Schizophrenia can affect anyone. It affects people around the world, regardless of race or culture. Schizophrenia can appear at any age but is most commonly diagnosed in teens or early twenties. Women and men are affected equally, although symptoms generally appear earlier in men. As soon as the symptoms appear, the illness tends to be more severe. Before adolescence, schizophrenia is rare in children over the age of 5. 
How Is Schizophrenia Diagnosed? 
If schizophrenia symptoms are present, the doctor will perform a complete medical history and sometimes a physical examination. Despite the absence of specific laboratory tests for schizophrenia, a physician may use various tests, such as blood tests or brain imaging, to rule out another physical illness or intoxication (substance-induced psychosis) as the cause of the symptoms. 
If the doctor finds no other physical cause for the schizophrenia symptoms, they may refer the individual to a psychiatrist or psychologist, mental health professionals trained to diagnose and treat mental illnesses. Psychiatrists and psychologists use specially designed interviews and assessment tools to assess a patient for a psychotic disorder. During diagnosis, therapists observe the person's behavior and attitude as well as the person's report of symptoms. 

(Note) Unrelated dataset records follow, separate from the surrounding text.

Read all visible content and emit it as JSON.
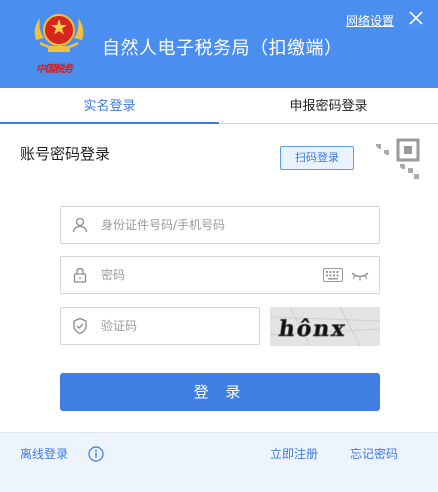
{
  "header": {
    "app_title": "自然人电子税务局（扣缴端）",
    "emblem_text": "中国税务",
    "network_settings": "网络设置",
    "bg_color": "#4a8ef0"
  },
  "tabs": [
    {
      "label": "实名登录",
      "active": true
    },
    {
      "label": "申报密码登录",
      "active": false
    }
  ],
  "login": {
    "section_title": "账号密码登录",
    "scan_button": "扫码登录",
    "id_placeholder": "身份证件号码/手机号码",
    "password_placeholder": "密码",
    "code_placeholder": "验证码",
    "captcha_text": "hônx",
    "submit_label": "登 录",
    "accent_color": "#3f7fe3"
  },
  "footer": {
    "offline_login": "离线登录",
    "register": "立即注册",
    "forgot_password": "忘记密码"
  },
  "icons": [
    "emblem-icon",
    "close-icon",
    "qr-code-icon",
    "user-icon",
    "lock-icon",
    "keyboard-icon",
    "eye-closed-icon",
    "shield-icon",
    "info-icon"
  ]
}
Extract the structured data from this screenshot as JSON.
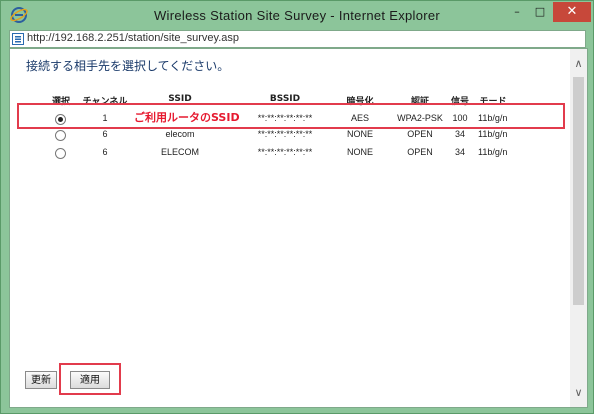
{
  "window": {
    "title": "Wireless Station Site Survey - Internet Explorer",
    "controls": {
      "minimize": "–",
      "maximize": "□",
      "close": "✕"
    }
  },
  "address": {
    "url": "http://192.168.2.251/station/site_survey.asp"
  },
  "page": {
    "heading": "接続する相手先を選択してください。",
    "columns": [
      "選択",
      "チャンネル",
      "SSID",
      "BSSID",
      "暗号化",
      "認証",
      "信号",
      "モード"
    ],
    "rows": [
      {
        "selected": true,
        "channel": "1",
        "ssid": "",
        "bssid": "**:**:**:**:**:**",
        "encryption": "AES",
        "auth": "WPA2-PSK",
        "signal": "100",
        "mode": "11b/g/n"
      },
      {
        "selected": false,
        "channel": "6",
        "ssid": "elecom",
        "bssid": "**:**:**:**:**:**",
        "encryption": "NONE",
        "auth": "OPEN",
        "signal": "34",
        "mode": "11b/g/n"
      },
      {
        "selected": false,
        "channel": "6",
        "ssid": "ELECOM",
        "bssid": "**:**:**:**:**:**",
        "encryption": "NONE",
        "auth": "OPEN",
        "signal": "34",
        "mode": "11b/g/n"
      }
    ],
    "annotation": "ご利用ルータのSSID",
    "buttons": {
      "refresh": "更新",
      "apply": "適用"
    }
  },
  "colors": {
    "titlebar": "#8cc59a",
    "highlight": "#e23b4c",
    "annotation": "#e6192f"
  }
}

Schizophrenia is diagnosed if at least two of these symptoms persist for at least six months: 
  • · Delusions 
  • · Hallucinations 
  • · Disorganized speech 
  • · Disorganized or catatonic behavior 
  • · Negative symptoms 
One of the symptoms has to be 
  • · Delusions 
  • · Hallucinations 

  • · Disorganized speech 
To qualify for the 6 months, the person must have active symptoms for one month. The symptoms should negatively affect them socially or at work, and cannot be caused by another condition. 
How Is Schizophrenia Treated? 
In schizophrenia treatment, the goal is to ease the symptoms and reduce the likelihood of a relapse. Examples of schizophrenia treatment include: 
Antipsychotics are the primary medications used to treat schizophrenia. Although these drugs don't cure schizophrenia, they do relieve the most troubling symptoms, including delusions, hallucinations, and thinking difficulties. 
Can Schizophrenia Be Prevented? 
Schizophrenia cannot be prevented. Early diagnosis and treatment can help prevent or ease frequent relapses and hospitalizations, and cut the disruption to a person's family, friends, and relationships.